Row over Epsom tea tape heats up

National Party leader John Key and Act Party member John Banks. Photo / Dean Purcell
National Party leader John Key and Act Party member John Banks. Photo / Dean Purcell
The taping of a private conversation between Prime Minister John Key and Act Epsom candidate John Banks is becoming a distraction for National and Act, and the police are now involved.

Mr Key has said the content of the tape is "bland'', but yesterday, he decided to lay a formal complaint with the police about the taping of his conversation with Mr Banks by freelance cameraman Bradley Ambrose.

As a result, the police issued a warning to news services that disclosing unlawfully intercepted private communications was an offence punishable by up to two years' jail.

The recording was made of the eight-minute conversation between Mr Key and Mr Banks on Friday.

The pair invited media to witness their cup of tea together in a Newmarket cafe - a signal to National voters to give Mr Banks their Epsom electorate vote.

Ambrose said he put the recording device, which transmits to his camera, on the table to record Mr Banks when reporters were allowed into the cafe.
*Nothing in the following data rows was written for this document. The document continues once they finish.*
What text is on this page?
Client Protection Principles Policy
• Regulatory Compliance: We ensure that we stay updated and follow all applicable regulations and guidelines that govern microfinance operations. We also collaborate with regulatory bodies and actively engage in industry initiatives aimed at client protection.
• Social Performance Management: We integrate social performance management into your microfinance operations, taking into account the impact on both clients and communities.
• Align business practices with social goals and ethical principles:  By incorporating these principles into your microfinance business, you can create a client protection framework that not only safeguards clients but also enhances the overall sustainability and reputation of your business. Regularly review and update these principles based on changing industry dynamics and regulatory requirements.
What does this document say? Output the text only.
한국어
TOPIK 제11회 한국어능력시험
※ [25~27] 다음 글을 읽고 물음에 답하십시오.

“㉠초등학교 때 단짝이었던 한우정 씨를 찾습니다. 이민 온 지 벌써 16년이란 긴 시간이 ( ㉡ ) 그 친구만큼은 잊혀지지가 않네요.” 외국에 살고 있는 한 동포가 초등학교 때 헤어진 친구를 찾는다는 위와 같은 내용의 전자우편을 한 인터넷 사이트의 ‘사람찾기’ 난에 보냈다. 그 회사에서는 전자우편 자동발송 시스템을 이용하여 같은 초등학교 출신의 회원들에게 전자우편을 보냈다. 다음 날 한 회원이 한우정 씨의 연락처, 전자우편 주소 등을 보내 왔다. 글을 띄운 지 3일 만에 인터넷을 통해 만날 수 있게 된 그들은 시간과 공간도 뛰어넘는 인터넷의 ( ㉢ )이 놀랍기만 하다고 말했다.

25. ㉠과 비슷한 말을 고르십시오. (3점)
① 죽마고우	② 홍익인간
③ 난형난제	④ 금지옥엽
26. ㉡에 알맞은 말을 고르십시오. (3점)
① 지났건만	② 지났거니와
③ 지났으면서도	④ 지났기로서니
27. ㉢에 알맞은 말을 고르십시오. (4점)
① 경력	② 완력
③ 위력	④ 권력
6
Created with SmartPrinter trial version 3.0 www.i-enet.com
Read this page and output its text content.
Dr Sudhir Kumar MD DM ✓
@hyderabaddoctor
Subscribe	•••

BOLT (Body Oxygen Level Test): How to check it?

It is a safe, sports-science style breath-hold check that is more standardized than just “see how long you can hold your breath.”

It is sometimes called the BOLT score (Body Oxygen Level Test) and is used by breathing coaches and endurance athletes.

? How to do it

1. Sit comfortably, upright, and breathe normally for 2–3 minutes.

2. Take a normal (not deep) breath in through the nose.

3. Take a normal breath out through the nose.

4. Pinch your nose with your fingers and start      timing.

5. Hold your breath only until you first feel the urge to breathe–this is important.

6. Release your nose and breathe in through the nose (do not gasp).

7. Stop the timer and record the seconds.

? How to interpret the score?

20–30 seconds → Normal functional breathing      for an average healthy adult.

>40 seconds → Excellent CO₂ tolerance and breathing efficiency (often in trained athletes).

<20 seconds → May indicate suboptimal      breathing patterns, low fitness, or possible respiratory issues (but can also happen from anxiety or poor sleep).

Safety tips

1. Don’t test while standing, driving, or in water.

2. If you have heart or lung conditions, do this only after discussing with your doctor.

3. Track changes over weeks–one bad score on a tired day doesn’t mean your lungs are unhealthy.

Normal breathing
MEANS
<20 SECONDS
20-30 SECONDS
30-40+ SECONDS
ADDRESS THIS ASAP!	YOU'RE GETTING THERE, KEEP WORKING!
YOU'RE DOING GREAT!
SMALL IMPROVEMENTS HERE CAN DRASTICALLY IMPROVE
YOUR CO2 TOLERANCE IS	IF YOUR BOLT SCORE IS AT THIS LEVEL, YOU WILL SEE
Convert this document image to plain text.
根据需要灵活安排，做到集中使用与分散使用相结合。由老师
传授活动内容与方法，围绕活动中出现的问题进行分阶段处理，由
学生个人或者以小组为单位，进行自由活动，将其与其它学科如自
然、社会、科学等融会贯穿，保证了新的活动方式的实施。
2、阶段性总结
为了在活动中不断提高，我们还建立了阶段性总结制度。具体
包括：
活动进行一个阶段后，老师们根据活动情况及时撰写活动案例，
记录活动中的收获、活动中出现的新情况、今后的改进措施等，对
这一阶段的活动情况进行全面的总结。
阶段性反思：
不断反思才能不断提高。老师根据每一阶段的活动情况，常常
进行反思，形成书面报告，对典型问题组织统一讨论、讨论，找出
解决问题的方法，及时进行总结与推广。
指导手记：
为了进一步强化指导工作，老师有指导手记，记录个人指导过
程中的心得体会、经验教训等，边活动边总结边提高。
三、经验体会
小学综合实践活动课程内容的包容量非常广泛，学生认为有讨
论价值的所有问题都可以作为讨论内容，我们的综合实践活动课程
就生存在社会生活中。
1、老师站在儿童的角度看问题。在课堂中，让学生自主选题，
He then forgot about it when journalists were asked to leave the men alone and he hurried outside to try to get a better camera shot of the pair.

"It just completely left my mind and I was just trying to get the shot like everyone else,'' he told Newstalk ZB.

Ambrose later gave his recording to the Herald on Sunday - a separate publication from the New Zealand Herald - without listening to it.

The paper sought Mr Key's consent to publish it, but it was refused.

He has likened the recording to News of the World tactics and claimed it was made deliberately.

Yesterday, Mr Key said that if there had been something explosive on the tape, "they would have printed it and asked questions later''.

Herald on Sunday editor Bryce Johns has said he was advised he could have published the conversation, but it was an ethical matter.

Labour leader Phil Goff said if the chat was "bland'', Mr Key's complaint to the police was a huge over-reaction.

Last night, TV3 said it had heard a copy of the recording. The network asked Act leader Don Brash if he thought he had Mr Banks' support.

Dr Brash said Mr Banks had assured him there would be nothing on the tape that would embarrass either of them.